James Ketchum
Washington Post
James Ketchum, who conducted mind-altering experiments on soldiers, dies at 87
By Harrison Smith
June 4, 2019
— Excerpt
James S. Ketchum, an Army psychiatrist who studied the effects of LSD and other hallucinogenic drugs on American soldiers, overseeing classified Cold War-era experiments that spurred a debate on medical ethics, died May 27 at his home in Peoria, Ariz. He was 87…
…initiatives were halted amid media reports and withering congressional hearings, during which the Edgewood project’s founder and director, Van Murray Sim, was criticized for failing to provide follow-up medical care for the 7,000 soldiers who participated as test subjects…

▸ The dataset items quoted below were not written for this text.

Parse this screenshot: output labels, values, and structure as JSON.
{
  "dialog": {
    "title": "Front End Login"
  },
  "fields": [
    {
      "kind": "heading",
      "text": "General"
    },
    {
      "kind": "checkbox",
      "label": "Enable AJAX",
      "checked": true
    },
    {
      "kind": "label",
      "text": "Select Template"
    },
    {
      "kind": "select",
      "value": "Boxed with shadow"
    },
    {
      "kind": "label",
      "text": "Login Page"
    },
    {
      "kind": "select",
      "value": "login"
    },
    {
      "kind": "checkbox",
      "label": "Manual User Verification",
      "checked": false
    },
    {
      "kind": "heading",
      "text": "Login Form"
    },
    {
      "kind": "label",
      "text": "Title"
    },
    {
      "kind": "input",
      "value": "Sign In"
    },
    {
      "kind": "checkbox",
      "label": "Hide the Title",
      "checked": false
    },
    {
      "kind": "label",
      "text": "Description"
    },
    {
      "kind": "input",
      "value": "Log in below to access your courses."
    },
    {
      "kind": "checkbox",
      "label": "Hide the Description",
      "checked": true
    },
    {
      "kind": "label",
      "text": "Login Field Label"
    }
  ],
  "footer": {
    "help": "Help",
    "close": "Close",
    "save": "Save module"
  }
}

For the most part, Dr. Ketchum was a fierce defender of the Edgewood studies and of “psychochemical warfare” more broadly — as when, in 2002, Russian authorities pumped a gas into a Moscow theater where Chechen militants had seized more than 700 hostages. The gas enabled Russian special forces to storm the theater but killed scores of innocents.
“It’s been looked at by some skeptics as a kind of tragedy,” Dr. Ketchum said, according to the New Yorker. “They say, ‘Look, 130 people died.’ Well, I think that 130 is better than 800, and it’s also better, as a secondary consideration, not to have to blow up a beautiful theater.”